Titik Taut adalah hal atau keadaan yang menyebabkan berlakunya stelsel hukum atau fakta di
dalam suatu peristiwa HPI yang menunjukkan pertautan antara perkara itu dengan suatu
negara tertentu. Titik taut terbagi menjadi dua yaitu: Primer, merupakan alat perantara untuk
mengetahui apakah sesuatu perselisihan hukum merupakan soal HPI atau tidak. Sekunder,
merupakan faktor yang menentukan hukum yang dipilih dari stelsel hukum yang
dipertautkan. Untuk menentukan status personil seseorang, negara-negara di dunia menganut
dua prinsip. Pertama, Prinsip kewarganegaraan.
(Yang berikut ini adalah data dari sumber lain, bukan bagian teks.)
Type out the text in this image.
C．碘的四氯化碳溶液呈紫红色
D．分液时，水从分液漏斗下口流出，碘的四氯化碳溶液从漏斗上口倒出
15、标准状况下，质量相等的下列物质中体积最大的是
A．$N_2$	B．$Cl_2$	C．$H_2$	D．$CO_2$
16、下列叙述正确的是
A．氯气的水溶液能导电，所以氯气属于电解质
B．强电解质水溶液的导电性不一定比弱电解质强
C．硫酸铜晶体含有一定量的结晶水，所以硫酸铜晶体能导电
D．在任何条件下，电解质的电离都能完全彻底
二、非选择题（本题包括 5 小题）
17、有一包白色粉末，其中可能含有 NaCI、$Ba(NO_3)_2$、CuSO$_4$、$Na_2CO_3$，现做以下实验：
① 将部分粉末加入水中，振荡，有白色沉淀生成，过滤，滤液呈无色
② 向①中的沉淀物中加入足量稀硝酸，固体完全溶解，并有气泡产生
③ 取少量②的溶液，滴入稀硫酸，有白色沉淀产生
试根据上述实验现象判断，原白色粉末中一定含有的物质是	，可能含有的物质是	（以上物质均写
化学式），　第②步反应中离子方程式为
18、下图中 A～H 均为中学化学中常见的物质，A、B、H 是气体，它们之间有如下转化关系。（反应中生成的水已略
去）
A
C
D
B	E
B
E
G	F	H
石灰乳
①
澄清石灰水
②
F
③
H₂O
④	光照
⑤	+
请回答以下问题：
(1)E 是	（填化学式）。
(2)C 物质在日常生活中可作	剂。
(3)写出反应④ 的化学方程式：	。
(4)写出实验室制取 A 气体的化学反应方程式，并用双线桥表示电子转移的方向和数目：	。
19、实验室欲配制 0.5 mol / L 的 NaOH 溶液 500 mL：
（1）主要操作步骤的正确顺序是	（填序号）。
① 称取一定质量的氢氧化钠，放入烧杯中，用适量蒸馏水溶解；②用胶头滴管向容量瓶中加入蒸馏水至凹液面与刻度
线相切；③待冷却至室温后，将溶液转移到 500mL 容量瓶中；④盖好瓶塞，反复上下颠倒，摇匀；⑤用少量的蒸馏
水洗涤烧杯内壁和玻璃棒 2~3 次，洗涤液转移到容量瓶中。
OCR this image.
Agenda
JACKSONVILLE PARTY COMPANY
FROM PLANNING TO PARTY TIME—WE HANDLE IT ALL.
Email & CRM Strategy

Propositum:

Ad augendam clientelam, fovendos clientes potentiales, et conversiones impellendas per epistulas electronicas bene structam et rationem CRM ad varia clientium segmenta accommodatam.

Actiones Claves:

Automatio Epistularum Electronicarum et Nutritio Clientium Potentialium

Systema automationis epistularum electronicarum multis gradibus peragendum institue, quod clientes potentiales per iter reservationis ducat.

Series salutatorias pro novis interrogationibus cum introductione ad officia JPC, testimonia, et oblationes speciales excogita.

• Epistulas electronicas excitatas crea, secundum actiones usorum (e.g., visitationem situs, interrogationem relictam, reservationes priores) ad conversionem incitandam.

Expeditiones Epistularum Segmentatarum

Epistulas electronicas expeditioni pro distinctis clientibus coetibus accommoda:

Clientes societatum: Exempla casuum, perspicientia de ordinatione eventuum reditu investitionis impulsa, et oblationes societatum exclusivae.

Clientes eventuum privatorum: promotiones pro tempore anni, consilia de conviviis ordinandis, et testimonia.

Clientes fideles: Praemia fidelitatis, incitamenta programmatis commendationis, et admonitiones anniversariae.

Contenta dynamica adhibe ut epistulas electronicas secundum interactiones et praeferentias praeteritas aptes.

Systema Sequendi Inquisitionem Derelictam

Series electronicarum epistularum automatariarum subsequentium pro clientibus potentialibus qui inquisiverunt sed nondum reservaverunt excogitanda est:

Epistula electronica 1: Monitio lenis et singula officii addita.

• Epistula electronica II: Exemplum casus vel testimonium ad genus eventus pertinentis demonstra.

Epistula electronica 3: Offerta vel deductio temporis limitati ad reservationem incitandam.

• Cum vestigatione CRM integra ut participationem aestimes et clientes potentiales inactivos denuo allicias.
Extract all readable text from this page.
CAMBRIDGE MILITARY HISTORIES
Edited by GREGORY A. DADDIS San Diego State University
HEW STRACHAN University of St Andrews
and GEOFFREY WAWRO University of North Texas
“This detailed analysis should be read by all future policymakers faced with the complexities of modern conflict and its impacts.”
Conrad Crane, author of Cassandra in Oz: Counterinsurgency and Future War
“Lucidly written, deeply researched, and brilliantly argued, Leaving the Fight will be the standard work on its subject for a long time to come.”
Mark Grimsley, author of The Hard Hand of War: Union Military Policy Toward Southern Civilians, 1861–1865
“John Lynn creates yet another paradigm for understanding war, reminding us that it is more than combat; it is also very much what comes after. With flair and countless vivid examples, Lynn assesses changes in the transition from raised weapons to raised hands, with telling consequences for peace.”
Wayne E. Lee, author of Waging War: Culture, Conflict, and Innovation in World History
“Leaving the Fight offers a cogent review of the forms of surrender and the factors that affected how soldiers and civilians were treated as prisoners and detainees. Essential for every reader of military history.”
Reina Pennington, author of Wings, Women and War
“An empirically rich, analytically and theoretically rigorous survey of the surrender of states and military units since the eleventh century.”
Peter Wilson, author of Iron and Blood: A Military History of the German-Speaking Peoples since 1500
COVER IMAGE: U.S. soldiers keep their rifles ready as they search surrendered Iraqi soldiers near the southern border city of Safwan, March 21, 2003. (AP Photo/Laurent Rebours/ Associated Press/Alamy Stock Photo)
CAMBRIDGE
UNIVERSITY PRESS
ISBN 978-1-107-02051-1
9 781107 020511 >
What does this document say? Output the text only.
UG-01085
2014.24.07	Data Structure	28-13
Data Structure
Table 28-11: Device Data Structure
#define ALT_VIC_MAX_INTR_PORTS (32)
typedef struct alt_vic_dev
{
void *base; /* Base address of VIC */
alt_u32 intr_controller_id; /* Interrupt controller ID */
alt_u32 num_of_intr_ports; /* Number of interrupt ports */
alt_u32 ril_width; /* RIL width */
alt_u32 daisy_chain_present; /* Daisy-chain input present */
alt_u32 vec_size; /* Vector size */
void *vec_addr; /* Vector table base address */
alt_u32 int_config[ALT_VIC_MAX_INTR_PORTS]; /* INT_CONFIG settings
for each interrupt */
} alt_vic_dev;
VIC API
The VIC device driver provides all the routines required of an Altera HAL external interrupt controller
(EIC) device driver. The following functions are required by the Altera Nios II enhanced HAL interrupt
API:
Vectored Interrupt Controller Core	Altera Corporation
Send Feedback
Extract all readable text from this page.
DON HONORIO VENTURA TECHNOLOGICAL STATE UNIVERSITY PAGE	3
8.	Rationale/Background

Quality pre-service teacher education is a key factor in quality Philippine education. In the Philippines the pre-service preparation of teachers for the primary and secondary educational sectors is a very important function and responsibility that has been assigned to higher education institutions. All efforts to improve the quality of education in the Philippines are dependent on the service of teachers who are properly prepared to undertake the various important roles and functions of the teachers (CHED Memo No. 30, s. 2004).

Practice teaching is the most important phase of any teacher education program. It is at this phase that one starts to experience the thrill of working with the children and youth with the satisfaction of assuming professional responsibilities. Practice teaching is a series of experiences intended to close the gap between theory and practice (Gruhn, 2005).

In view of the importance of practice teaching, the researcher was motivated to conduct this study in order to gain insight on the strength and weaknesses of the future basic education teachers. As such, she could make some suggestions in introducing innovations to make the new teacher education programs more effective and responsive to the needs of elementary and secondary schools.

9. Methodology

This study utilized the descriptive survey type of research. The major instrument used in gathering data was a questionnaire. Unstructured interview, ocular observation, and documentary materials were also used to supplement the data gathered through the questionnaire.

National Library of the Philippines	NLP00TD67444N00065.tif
Yaitu status personil orang (baik
warganegara maupun asing) ditentukan oleh hukum nasional mereka. Kedua, Prinsip
domisili. Yaitu status personil seseorang ditentukan oleh hukum yang berlaku di domisilinya.
Dwi kewarganegaraan (bipartide) adalah orang dapat meiliki dua kewarganegaraan
(bipatride) atau lebih dari dua kewarganegaraan. Bipartide timbul karena dianutnya berbagai
asas yang berbeda dalam peraturan kewarganegaraan. Apartide adalah orang yang tidak
mempunyai kewarganegaraan. Renvoi adalah penunjukan oleh kaidah-kaidah HPI dari suatu
sistem hukum asing yang ditunjuk oleh kaidah HPI lex fori. Ketertiban umum ini adalah
pembatasan berlakunya suatu kaedah asing dalam suatu negara karena bertentangan dengan
kepantingan umum atau ketertiban hukum. Penyelundupan hukum (evasion of law) adalah
suatu perbuatan yang dilakukan di suatu negara asing dan diakui sah di negara asing itu akan
dapat dibatalakn oleh forum atau tidak diakui oleh forum Pilihan hukum digunakan dalam
bidang hukum kontrak, dimana para pihak bebas untuk menentukan pilihan mereka, dan
bebas juga untuk memilih sendiri hukum yang harus dipakai untuk kontrak mereka.
REFERENSI
Fahrudin, Sigit. Arti dari Sumber-sumber Hukum Perdata Internasional. Diakses dari
http://sigitfahrudin.co.cc. Pada tanggal 08 Juni 2010.
Kusumaatmadja, Mochtar.1990. Pengantar Hukum Internasional. Binacipta.
Pazli. 2004. Materi Substansi Hukum Perdata Internasional. Diktat III Program Studi
Hubungan Internasional Fakultas Ilmu Sosial dan Ilmu Politik Universitas Riau.
Starke, J.G. 2001. Pengantar Hukum Internasional. Jakarta: Sinar Grafika.